DEMİRTAŞ: Biz açık olarak PKK'nin yaptıklarının doğru olmadığını savunuyoruz. Bazı hareketlerini onaylamıyoruz ve derhal son vermelerini istiyoruz. Ancak PKK ile IŞİD'i aynı kefeye konulması görüşüne de karşıyız. Hükümetin amacıda bu. IŞİD insanlık dışı bir terör örgütüdür. PKK ise son 6 aya kadar devlet ile masaya oturan ve pazarlık yapan bir organizasyondu. Bu ikisine aynı demek çok yanlış. Birde IŞİD'e karşı en büyük direnci Kürt savaşçıları gösterdi.
"BARIŞ SÜRECİ KRİZ YAŞIYOR"
"EL PAİS: Bu son iki haftada artan şiddet sizce barış sürecini bitirdi mi?
DEMİRTAŞ: Hayır. Barış süreci bir kriz yaşıyor. Ancak öldü demememiz gerekir. Bazı engellerle karşılaştığı aşikar. Bu sureci yürütenlere krizi aşması için destek vermemiz gerekir. Tüm tarafların tekrar masaya oturup görüşmelere başlaması için baskı yapmalıyız.
EL PAİS: Hükümet tekrar görüşmelerin başlaması için PKK'dan silahları bırakıp ülkeyi terk etmesini şart koşuyor. Sizce bu mümkün mü?
DEMİRTAŞ: Keşke bu böyle olsaydı. Başbakan Ahmet Davutoğlu bile böyle bir çağrının yapılmasının işe yaramayacağını düşünüyor. Bunun işlerlik kazanması için öncelikle inanması gerekir. Örneğin PKK'nın ateşkes ilan etmesi ve Türkiye'nin de operasyonlara son vermesi daha gerçekçi olurdu. Daha sonra masaya tekrar oturulurdu. Daha sonra da silahlı mücadelenin terkedilmesi gelirdi. Bizimde çağrımız bu.
ERDOĞAN'I SUÇLADI
EL PAİS: Birkaç hafta öncesine kadar bu silahlı mücadele sanki başarılmıştı?

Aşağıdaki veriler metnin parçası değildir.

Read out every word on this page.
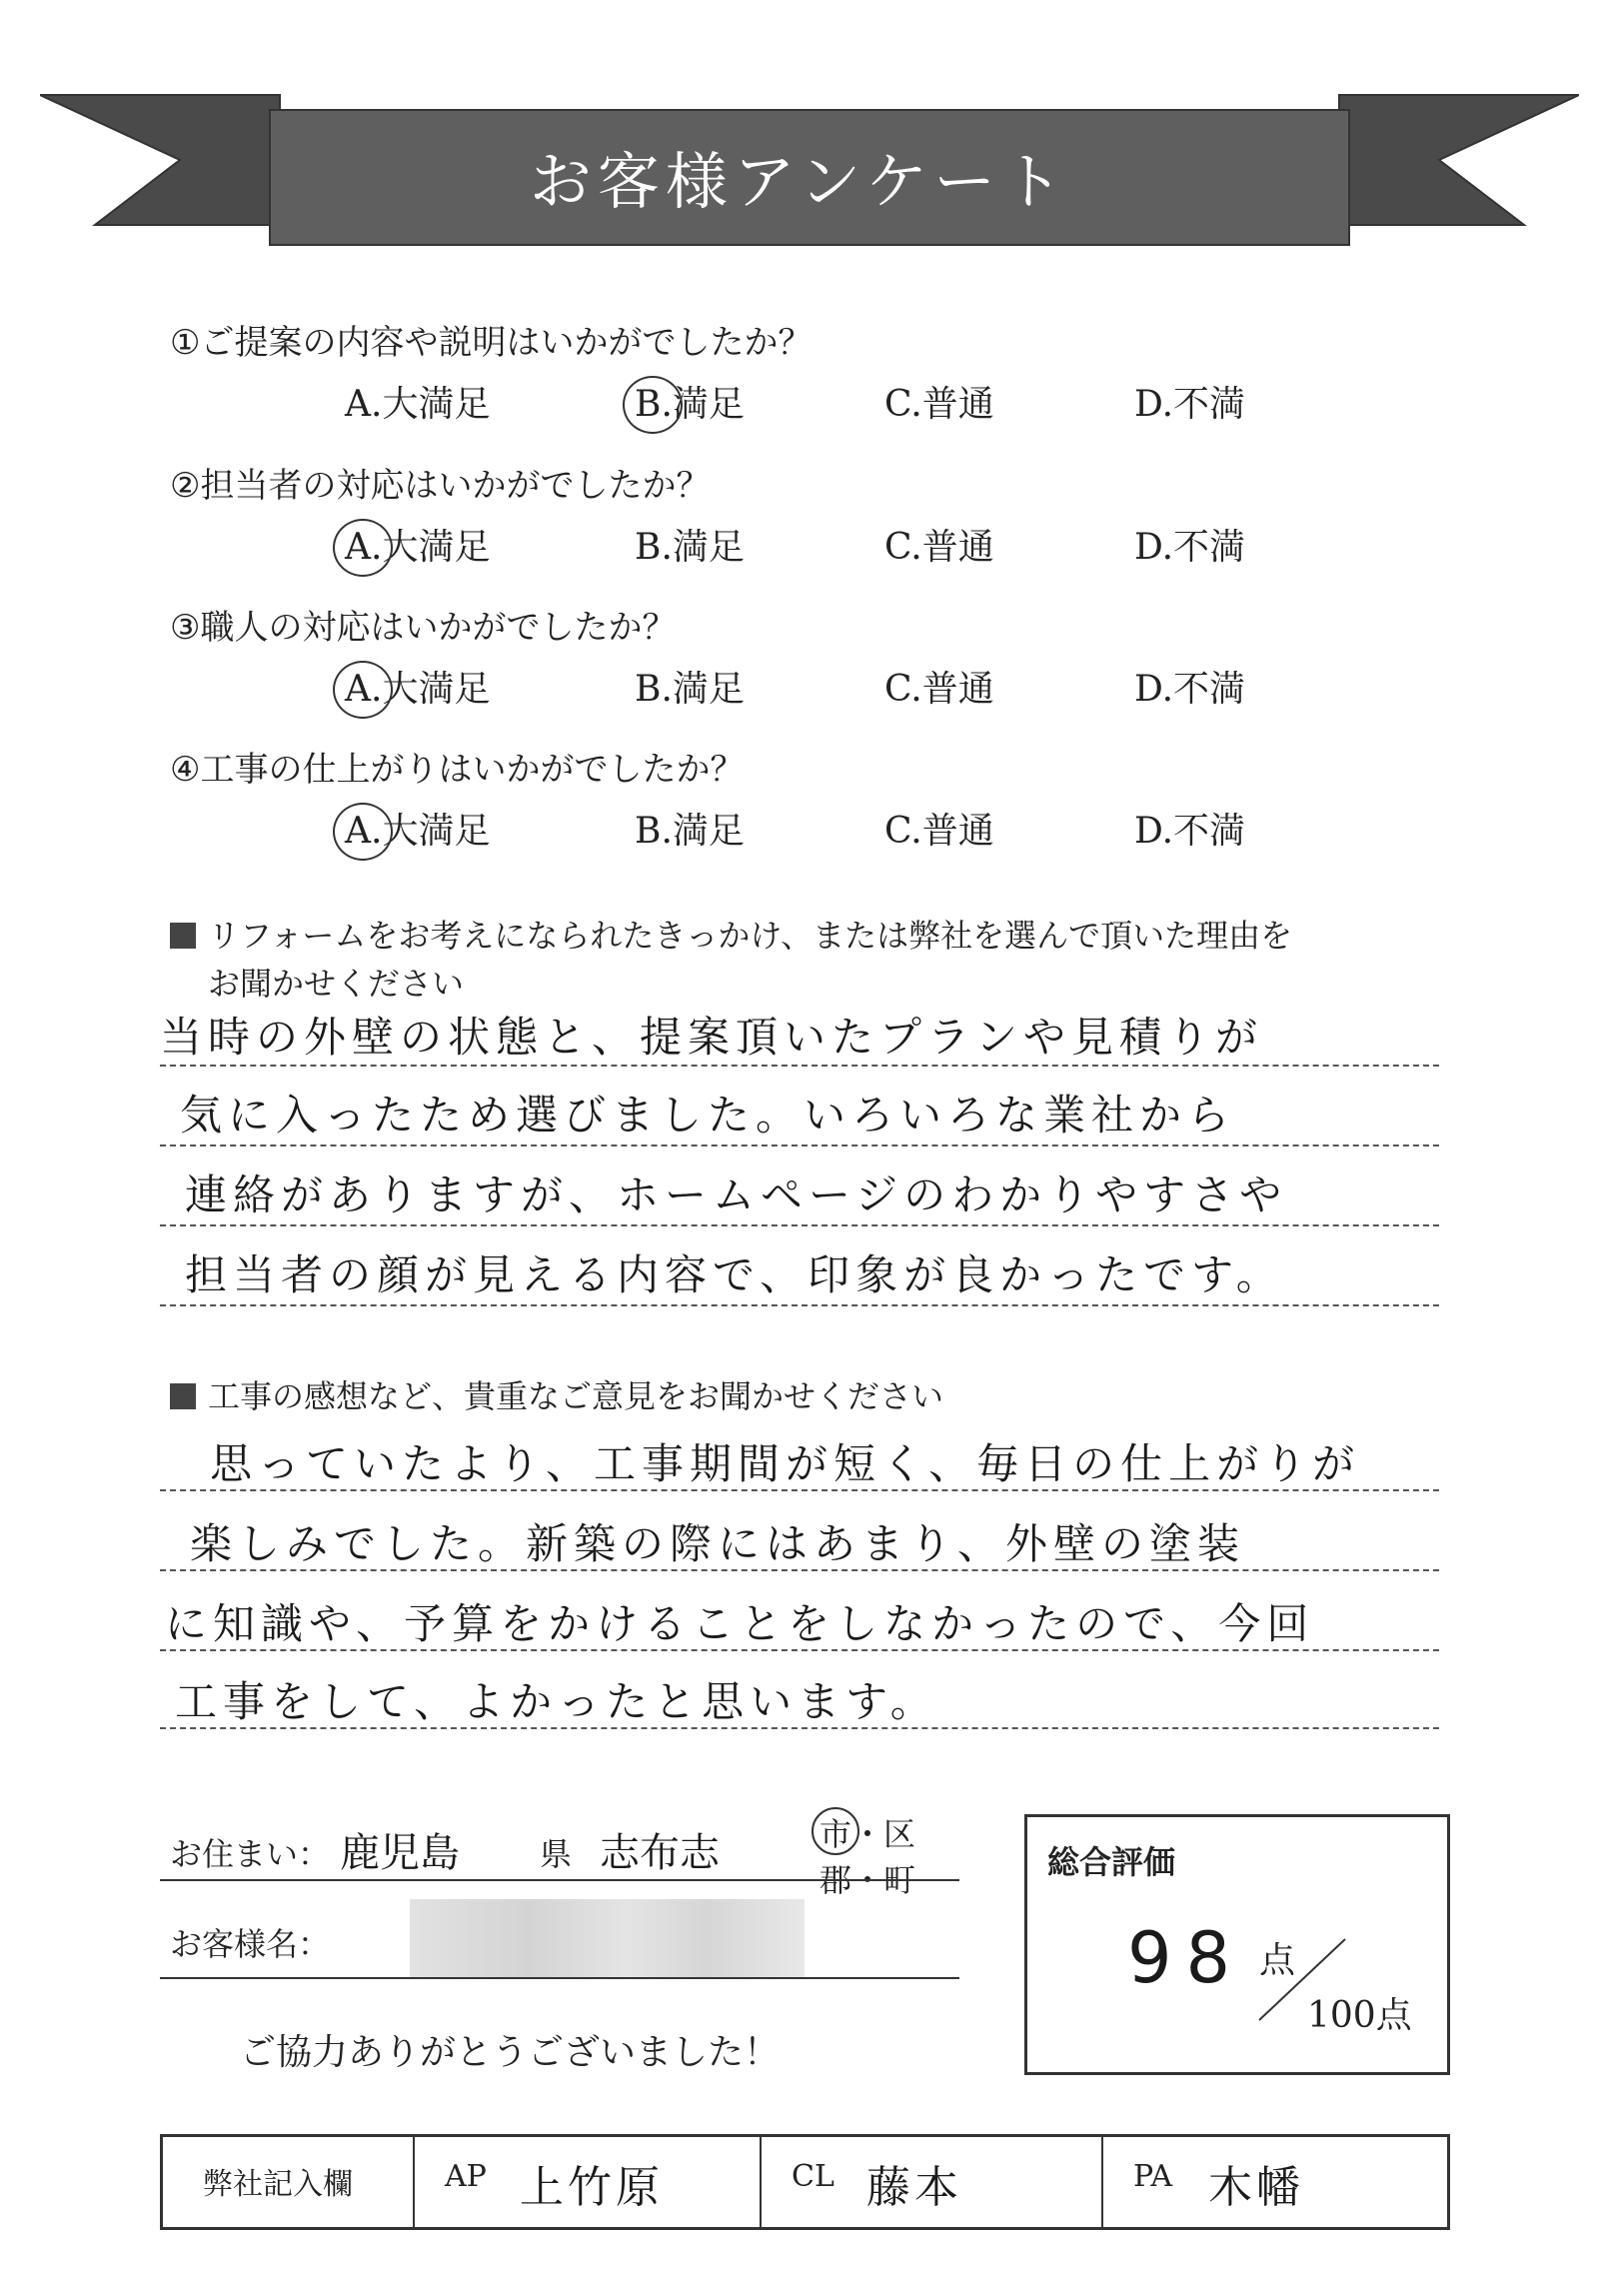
お客様アンケート
①ご提案の内容や説明はいかがでしたか？
A.大満足	B.満足	C.普通	D.不満
②担当者の対応はいかがでしたか？
A.大満足	B.満足	C.普通	D.不満
③職人の対応はいかがでしたか？
A.大満足	B.満足	C.普通	D.不満
④工事の仕上がりはいかがでしたか？
A.大満足	B.満足	C.普通	D.不満
リフォームをお考えになられたきっかけ、または弊社を選んで頂いた理由を
お聞かせください
当時の外壁の状態と、提案頂いたプランや見積りが
気に入ったため選びました。いろいろな業社から
連絡がありますが、ホームページのわかりやすさや
担当者の顔が見える内容で、印象が良かったです。
工事の感想など、貴重なご意見をお聞かせください
思っていたより、工事期間が短く、毎日の仕上がりが
楽しみでした。新築の際にはあまり、外壁の塗装
に知識や、予算をかけることをしなかったので、今回
工事をして、よかったと思います。
お住まい： 鹿児島	県 志布志	市・区
郡・町
お客様名：
ご協力ありがとうございました！
総合評価
98 点
100点
弊社記入欄	AP 上竹原	CL 藤本	PA 木幡
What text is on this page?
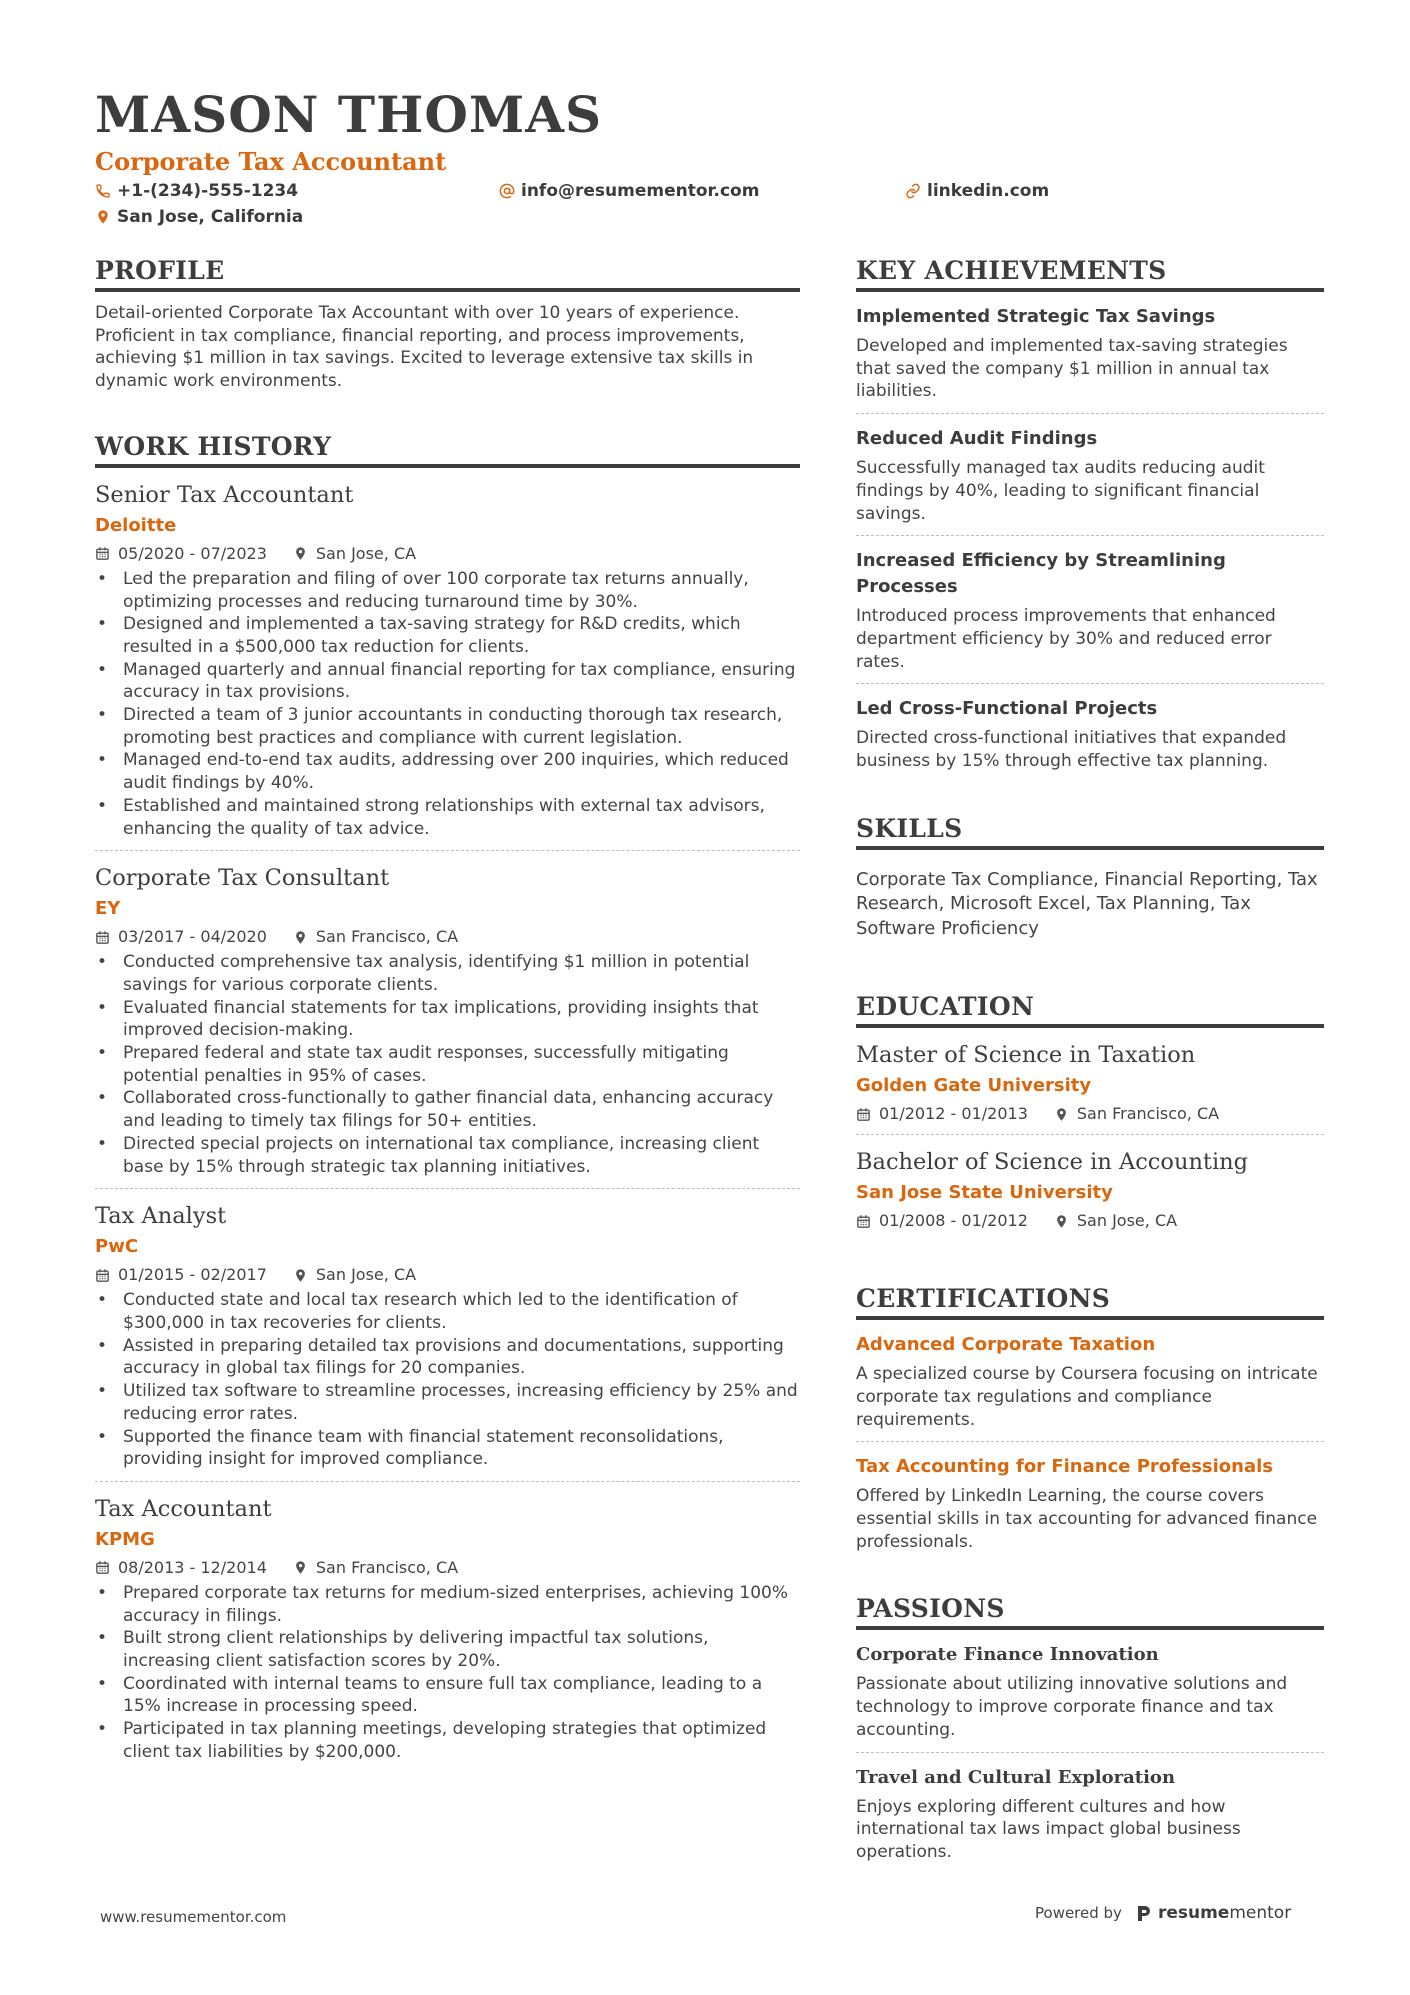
MASON THOMAS
Corporate Tax Accountant
+1-(234)-555-1234	info@resumementor.com	linkedin.com
San Jose, California
PROFILE
Detail-oriented Corporate Tax Accountant with over 10 years of experience. Proficient in tax compliance, financial reporting, and process improvements, achieving $1 million in tax savings. Excited to leverage extensive tax skills in dynamic work environments.
WORK HISTORY
Senior Tax Accountant
Deloitte
05/2020 - 07/2023	San Jose, CA
• Led the preparation and filing of over 100 corporate tax returns annually, optimizing processes and reducing turnaround time by 30%.
• Designed and implemented a tax-saving strategy for R&D credits, which resulted in a $500,000 tax reduction for clients.
• Managed quarterly and annual financial reporting for tax compliance, ensuring accuracy in tax provisions.
• Directed a team of 3 junior accountants in conducting thorough tax research, promoting best practices and compliance with current legislation.
• Managed end-to-end tax audits, addressing over 200 inquiries, which reduced audit findings by 40%.
• Established and maintained strong relationships with external tax advisors, enhancing the quality of tax advice.
Corporate Tax Consultant
EY
03/2017 - 04/2020	San Francisco, CA
• Conducted comprehensive tax analysis, identifying $1 million in potential savings for various corporate clients.
• Evaluated financial statements for tax implications, providing insights that improved decision-making.
• Prepared federal and state tax audit responses, successfully mitigating potential penalties in 95% of cases.
• Collaborated cross-functionally to gather financial data, enhancing accuracy and leading to timely tax filings for 50+ entities.
• Directed special projects on international tax compliance, increasing client base by 15% through strategic tax planning initiatives.
Tax Analyst
PwC
01/2015 - 02/2017	San Jose, CA
• Conducted state and local tax research which led to the identification of $300,000 in tax recoveries for clients.
• Assisted in preparing detailed tax provisions and documentations, supporting accuracy in global tax filings for 20 companies.
• Utilized tax software to streamline processes, increasing efficiency by 25% and reducing error rates.
• Supported the finance team with financial statement reconsolidations, providing insight for improved compliance.
Tax Accountant
KPMG
08/2013 - 12/2014	San Francisco, CA
• Prepared corporate tax returns for medium-sized enterprises, achieving 100% accuracy in filings.
• Built strong client relationships by delivering impactful tax solutions, increasing client satisfaction scores by 20%.
• Coordinated with internal teams to ensure full tax compliance, leading to a 15% increase in processing speed.
• Participated in tax planning meetings, developing strategies that optimized client tax liabilities by $200,000.
KEY ACHIEVEMENTS
Implemented Strategic Tax Savings
Developed and implemented tax-saving strategies that saved the company $1 million in annual tax liabilities.
Reduced Audit Findings
Successfully managed tax audits reducing audit findings by 40%, leading to significant financial savings.
Increased Efficiency by Streamlining Processes
Introduced process improvements that enhanced department efficiency by 30% and reduced error rates.
Led Cross-Functional Projects
Directed cross-functional initiatives that expanded business by 15% through effective tax planning.
SKILLS
Corporate Tax Compliance, Financial Reporting, Tax Research, Microsoft Excel, Tax Planning, Tax Software Proficiency
EDUCATION
Master of Science in Taxation
Golden Gate University
01/2012 - 01/2013	San Francisco, CA
Bachelor of Science in Accounting
San Jose State University
01/2008 - 01/2012	San Jose, CA
CERTIFICATIONS
Advanced Corporate Taxation
A specialized course by Coursera focusing on intricate corporate tax regulations and compliance requirements.
Tax Accounting for Finance Professionals
Offered by LinkedIn Learning, the course covers essential skills in tax accounting for advanced finance professionals.
PASSIONS
Corporate Finance Innovation
Passionate about utilizing innovative solutions and technology to improve corporate finance and tax accounting.
Travel and Cultural Exploration
Enjoys exploring different cultures and how international tax laws impact global business operations.
www.resumementor.com	Powered by resumementor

DEMİRTAŞ: Biz ve hükümet Dolmabahçe anlaşmasını imzaladıktan sonra 28 Şubat da bizden, onlardan ve gözlemcilerden oluşan bir heyet Abdullah Öcalan ile görüşme yapacaktı. Bu toplantı sonrası Öcalan PKK'ya silahları bırakma çağrısında bulunacaktı. Mart ayının ortalarında ise hükümet değişim ve silahsızlanmayı içeren bir kongre düzenleyip 10 maddelik barış reformunu açıklayacaktı. Ancak Cumhurbaşkanı Recep Tayyip Erdoğan yapılan kamuoyu yoklamalarında oy kaybettiğini ve bu durumun siyasi geleceğini tehlikeye koyacağını görünce 180 derecelik bir değişim göstererek milliyetçi bir tavır göstermeye başladı.
"SİLAHLI MÜCADELEYE DÖNMENİN HATA OLDUĞUNU SAVUNDUK"
EL PAİS: Ama PKK Temmuz'un başında ateşkesi ihlal eden taraf oldu?
DEMİRTAŞ: Biz başlangıçta bunun yanlış ve tekrar silahlı mücadeleye dönmenin hata olduğunu savunduk. Bunun için ateşkes ilan edilmesini istedik. Hem PKK hem de hükümet silahlı mücadeleye tekrar dönmenin halka zarar verdiğini bilmek zorundadır.
"HÜKÜMET PKK'YI SİLAH BIRAKMAYA İKNA ETMEDEN ÖCALAN'I ZİYARET EDEMEYECEĞİMİZİ SÖYLEDİ"
EL PAİS: Öcalan ateşkesin sona ermesi konusunda ne düşünüyor?
DEMİRTAŞ: Bilmiyoruz. Son dört aydır kimse onu ziyaret etmedi. Avukatlarına ve ailesine bile ziyaret yasağı getirildi. Strasburg mahkemesi Türkiye'yi bu konuda uyardı. Hükümet bize PKK'ya silahları bırakması için ikna edene kadar onu ziyaret edemeyeceğimizi söyledi. Bazen de İmralı'ya giden teknenin arıza yaptığını söylüyorlar.
EL PAİS: Öcalan ile konuşsaydınız ortam sakinleşir miydi?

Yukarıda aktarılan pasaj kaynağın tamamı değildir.